Die Wirklichkeit sieht anders aus. Und sie hat zwei Gesichter. Das eine hat dicke Augenränder. Steht früh auf, bringt die Kinder zur Betreuung, hastet zur Arbeit und am Nachmittag zurück, um dann im Idealfall noch ein paar wertvolle Stunden mit Spielen und Hausaufgaben zu verbringen und schließlich den Haushalt zu meistern. Das andere Gesicht hingegen bleibt frisch: Es hat keine Kinder.

Die Zahl der derart Ausgeschlafenen nahm bis Mitte der 90er-Jahre rasant zu. Tatsächlich sanken die Geburtenrate im westlichen Europa bis dahin auf einen Rekordtiefstand von durchschnittlich 1,2 Kinder pro Frau. Zum Vergleich: Etwa 2,1 Kinder wären allein notwendig, um die Bevölkerungszahlen konstant zu halten.

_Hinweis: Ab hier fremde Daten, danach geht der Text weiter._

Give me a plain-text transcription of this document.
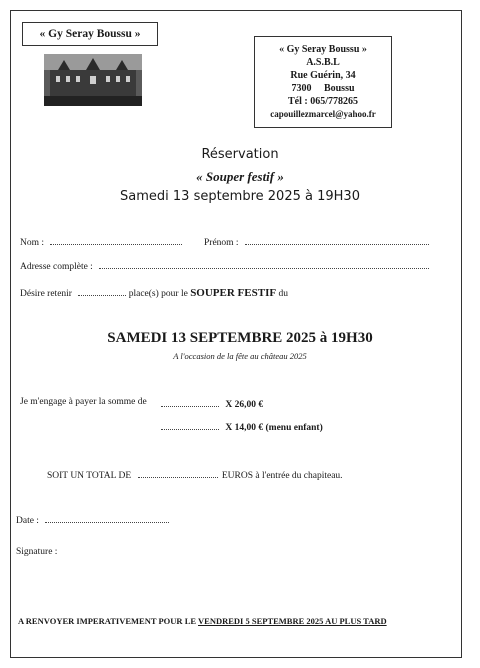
« Gy Seray Boussu »
« Gy Seray Boussu »
A.S.B.L
Rue Guérin, 34
7300     Boussu
Tél : 065/778265
capouillezmarcel@yahoo.fr
Réservation
« Souper festif »
Samedi 13 septembre 2025 à 19H30
Nom :	Prénom :
Adresse complète :
Désire retenir	place(s) pour le SOUPER FESTIF du
SAMEDI 13 SEPTEMBRE 2025 à 19H30
A l'occasion de la fête au château 2025
Je m'engage à payer la somme de	X 26,00 €
X 14,00 € (menu enfant)
SOIT UN TOTAL DE	EUROS à l'entrée du chapiteau.
Date :
Signature :
A RENVOYER IMPERATIVEMENT POUR LE VENDREDI 5 SEPTEMBRE 2025 AU PLUS TARD
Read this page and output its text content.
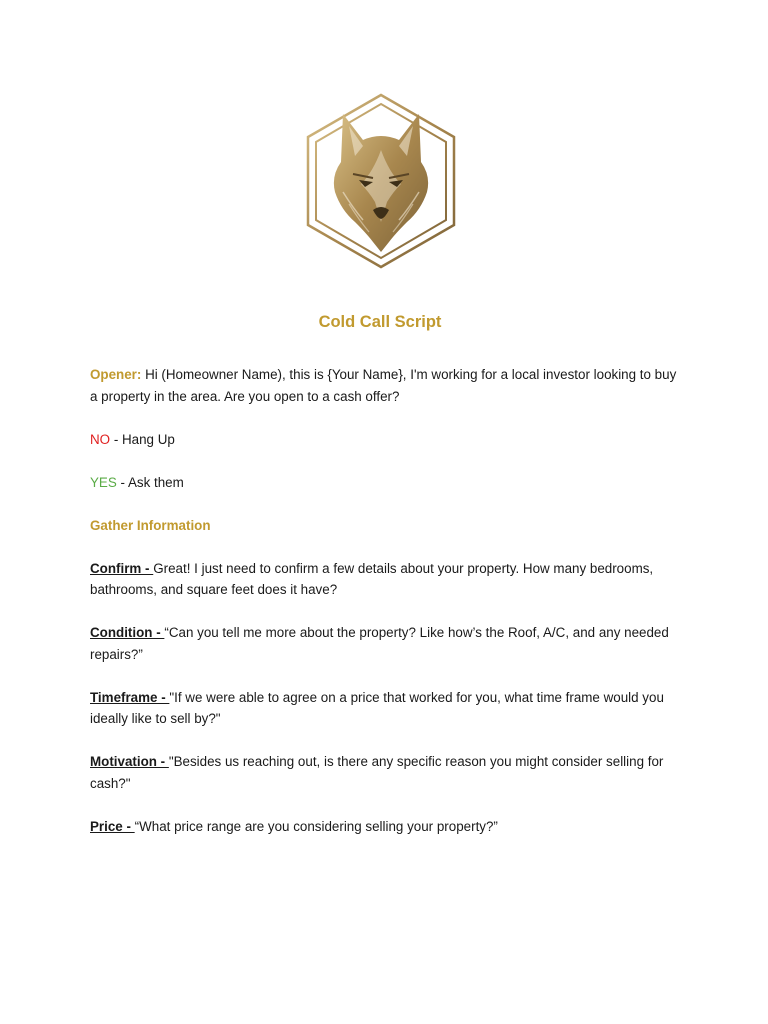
Cold Call Script

Opener: Hi (Homeowner Name), this is {Your Name}, I'm working for a local investor looking to buy a property in the area. Are you open to a cash offer?

NO - Hang Up

YES - Ask them

Gather Information

Confirm - Great! I just need to confirm a few details about your property. How many bedrooms, bathrooms, and square feet does it have?

Condition - “Can you tell me more about the property? Like how’s the Roof, A/C, and any needed repairs?”

Timeframe - "If we were able to agree on a price that worked for you, what time frame would you ideally like to sell by?"

Motivation - "Besides us reaching out, is there any specific reason you might consider selling for cash?"

Price - “What price range are you considering selling your property?”
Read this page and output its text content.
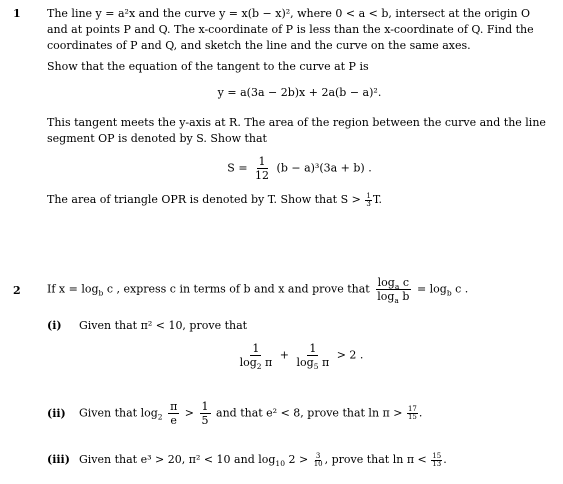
1 The line y = a²x and the curve y = x(b − x)², where 0 < a < b, intersect at the origin O and at points P and Q. The x-coordinate of P is less than the x-coordinate of Q. Find the coordinates of P and Q, and sketch the line and the curve on the same axes.

Show that the equation of the tangent to the curve at P is

y = a(3a − 2b)x + 2a(b − a)².

This tangent meets the y-axis at R. The area of the region between the curve and the line segment OP is denoted by S. Show that

$S = \frac{1}{12} (b - a)^3(3a + b)$ .

The area of triangle OPR is denoted by T. Show that $S > \frac{1}{3} T$.

2 If $x = \log_b c$ , express c in terms of b and x and prove that $\frac{\log_a c}{\log_a b} = \log_b c$ .

(i) Given that π² < 10, prove that

$\frac{1}{\log_2 \pi} + \frac{1}{\log_5 \pi} > 2$ .

(ii) Given that $\log_2 \frac{\pi}{e} > \frac{1}{5}$ and that e² < 8, prove that $\ln \pi > \frac{17}{15}$ .

(iii) Given that e³ > 20, π² < 10 and $\log_{10} 2 > \frac{3}{10}$ , prove that $\ln \pi < \frac{15}{13}$ .
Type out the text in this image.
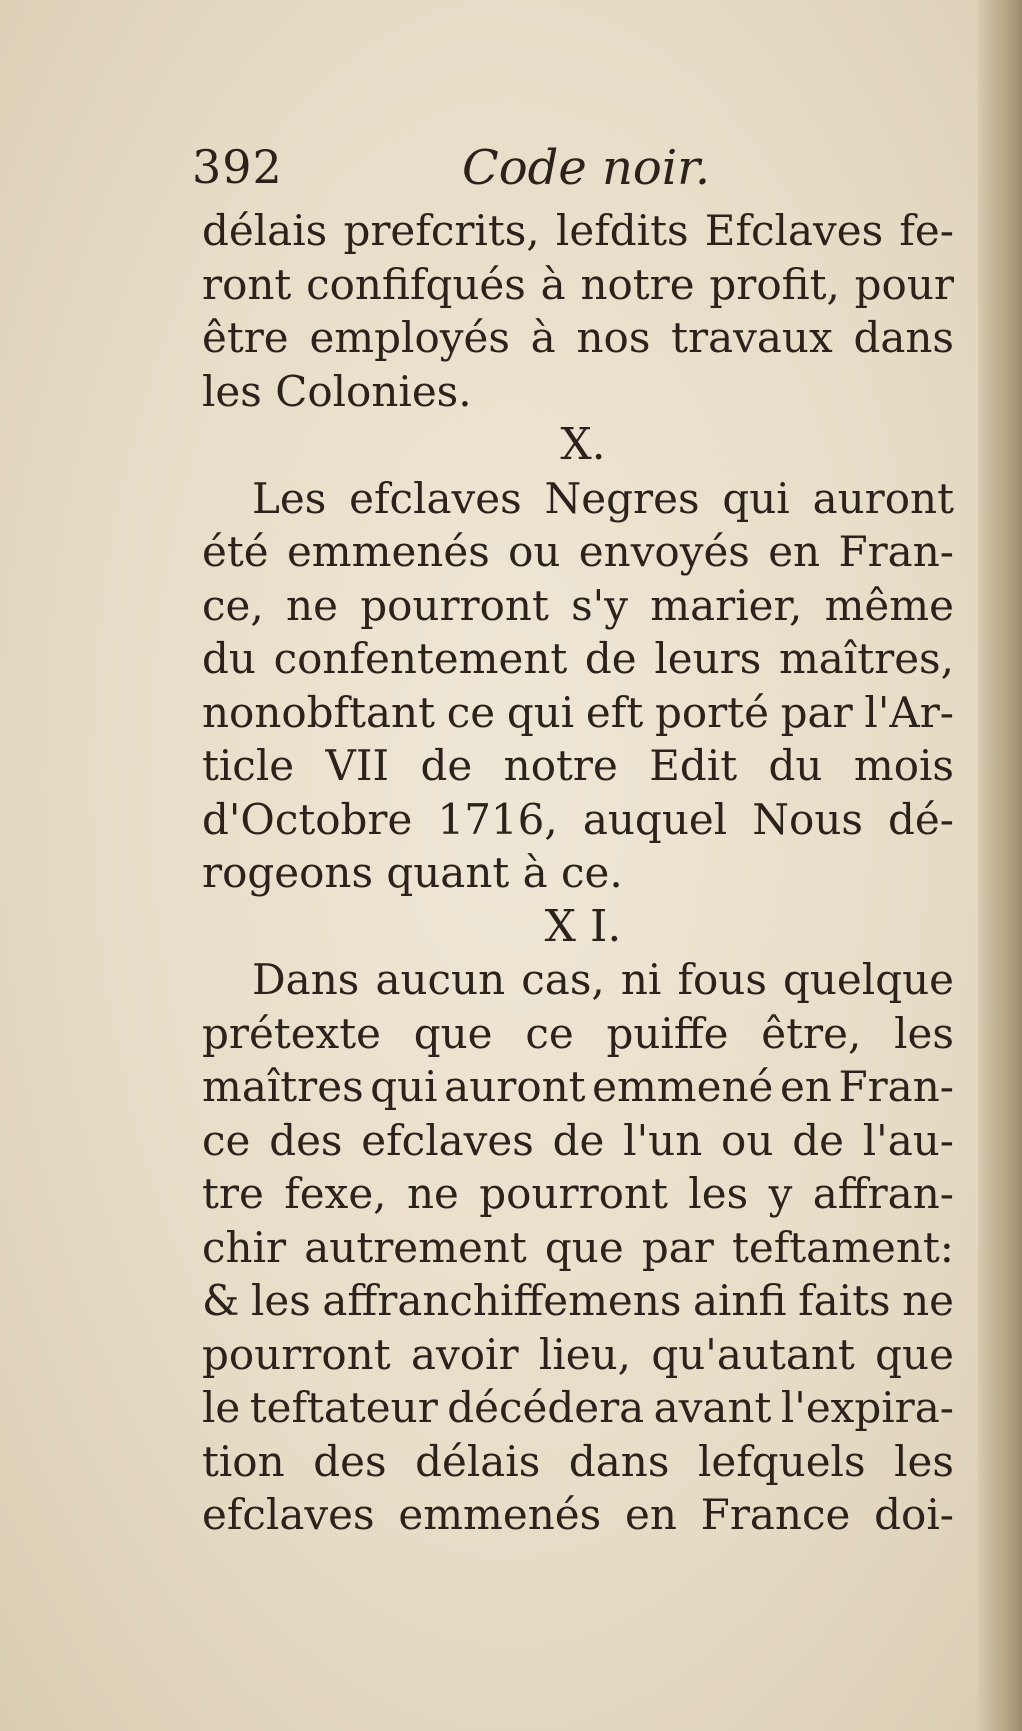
392	Code noir.
délais prefcrits, lefdits Efclaves fe-
ront confifqués à notre profit, pour
être employés à nos travaux dans
les Colonies.
X.
Les efclaves Negres qui auront
été emmenés ou envoyés en Fran-
ce, ne pourront s'y marier, même
du confentement de leurs maîtres,
nonobftant ce qui eft porté par l'Ar-
ticle VII de notre Edit du mois
d'Octobre 1716, auquel Nous dé-
rogeons quant à ce.
X I.
Dans aucun cas, ni fous quelque
prétexte que ce puiffe être, les
maîtres qui auront emmené en Fran-
ce des efclaves de l'un ou de l'au-
tre fexe, ne pourront les y affran-
chir autrement que par teftament:
& les affranchiffemens ainfi faits ne
pourront avoir lieu, qu'autant que
le teftateur décédera avant l'expira-
tion des délais dans lefquels les
efclaves emmenés en France doi-
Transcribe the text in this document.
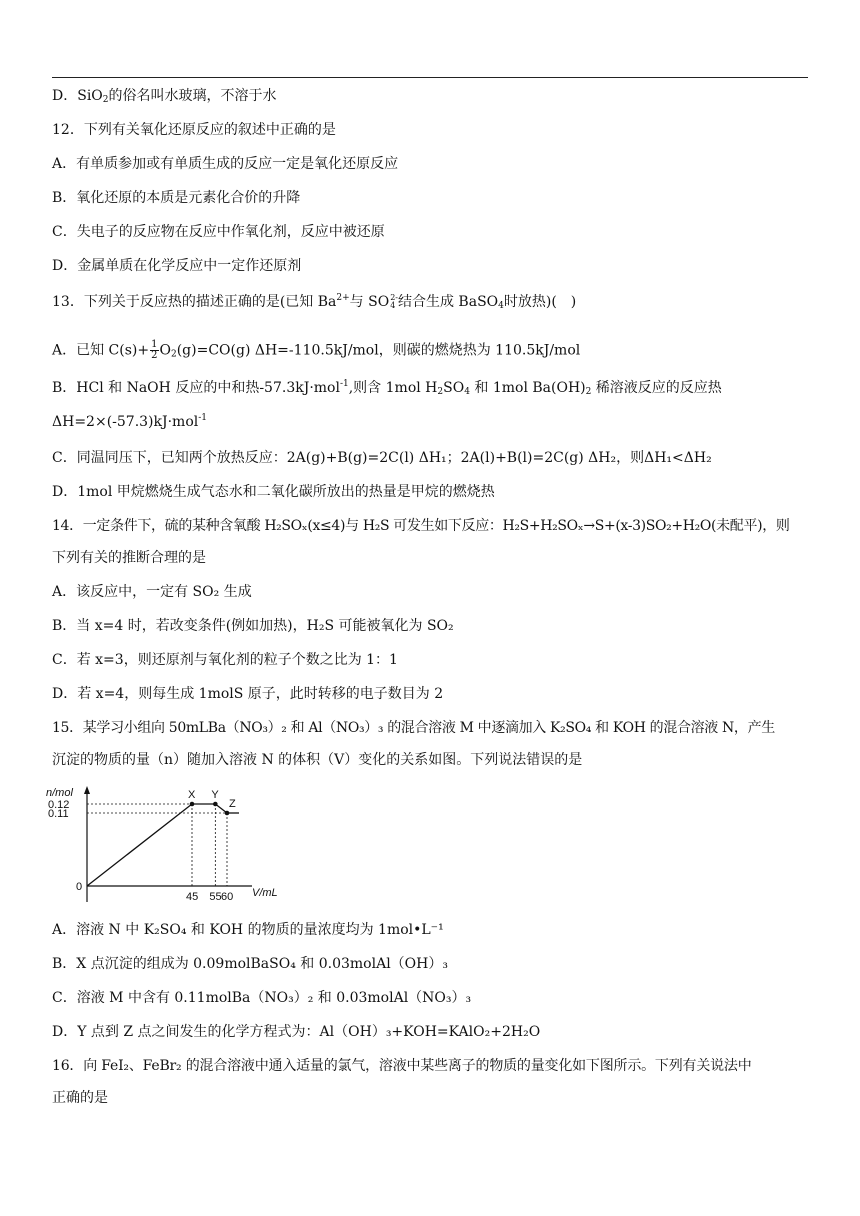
D．SiO$_2$的俗名叫水玻璃，不溶于水
12．下列有关氧化还原反应的叙述中正确的是
A．有单质参加或有单质生成的反应一定是氧化还原反应
B．氧化还原的本质是元素化合价的升降
C．失电子的反应物在反应中作氧化剂，反应中被还原
D．金属单质在化学反应中一定作还原剂
13．下列关于反应热的描述正确的是(已知 $Ba^{2+}$与 SO 2-
4 结合生成 BaSO$_4$时放热)(　)
A．已知 $C(s)+ \frac{1}{2} O_2(g)=CO(g)$ ΔH=-110.5kJ/mol，则碳的燃烧热为 110.5kJ/mol
B．HCl 和 NaOH 反应的中和热-57.3kJ·mol$^{-1}$,则含 1mol $H_2SO_4$ 和 1mol $Ba(OH)_2$ 稀溶液反应的反应热
ΔH=2×(-57.3)kJ·mol$^{-1}$
C．同温同压下，已知两个放热反应：2A(g)+B(g)=2C(l) ΔH₁；2A(l)+B(l)=2C(g) ΔH₂，则ΔH₁<ΔH₂
D．1mol 甲烷燃烧生成气态水和二氧化碳所放出的热量是甲烷的燃烧热
14．一定条件下，硫的某种含氧酸 H₂SOₓ(x≤4)与 H₂S 可发生如下反应：H₂S+H₂SOₓ→S+(x-3)SO₂+H₂O(未配平)，则
下列有关的推断合理的是
A．该反应中，一定有 SO₂ 生成
B．当 x=4 时，若改变条件(例如加热)，H₂S 可能被氧化为 SO₂
C．若 x=3，则还原剂与氧化剂的粒子个数之比为 1：1
D．若 x=4，则每生成 1molS 原子，此时转移的电子数目为 2
15．某学习小组向 50mLBa（NO₃）₂ 和 Al（NO₃）₃ 的混合溶液 M 中逐滴加入 K₂SO₄ 和 KOH 的混合溶液 N，产生
沉淀的物质的量（n）随加入溶液 N 的体积（V）变化的关系如图。下列说法错误的是
n/mol
V/mL
0
0.12
0.11
45 55 60
X Y
Z
A．溶液 N 中 K₂SO₄ 和 KOH 的物质的量浓度均为 1mol•L⁻¹
B．X 点沉淀的组成为 0.09molBaSO₄ 和 0.03molAl（OH）₃
C．溶液 M 中含有 0.11molBa（NO₃）₂ 和 0.03molAl（NO₃）₃
D．Y 点到 Z 点之间发生的化学方程式为：Al（OH）₃+KOH=KAlO₂+2H₂O
16．向 FeI₂、FeBr₂ 的混合溶液中通入适量的氯气，溶液中某些离子的物质的量变化如下图所示。下列有关说法中
正确的是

Kein Wunder also, dass sich inzwischen ganze Institute dem Fruchtbarkeitsverhalten moderner Industrienationen widmen. Sie fanden viele Gründe dafür, keine Kinder zu bekommen, und doch hängen sie alle an einer Ursache: der steigenden Erwerbstätigkeit der Frauen - vor allem in höher qualifizierten Jobs. "Denn parallel zu den sinkenden Geburtszahlen stieg die Erwerbsquote unter den Frauen von 55 auf 66 Prozent. Diese Entwicklung ist historisch gesehen einzigartig", erklärt der Arbeitsmarktexperte Roland Verwiebe vom Institut für Soziologie an der Uni Wien.

Die Folgen des sozioökonomischen Wandels sind so banal wie weitreichend. Die Berufstätigkeit und der eigene Verdienst erhöhte die Unabhängigkeit der Frauen. Mit der Unabhängigkeit stiegen die Ansprüche sowie die Chancen auf Karriere - und das kostet Zeit. Vor allem, wenn das gewünschte Ziel noch in weiter Ferne liegt oder von anderen Faktoren wie Arbeitslosigkeit bedroht wird.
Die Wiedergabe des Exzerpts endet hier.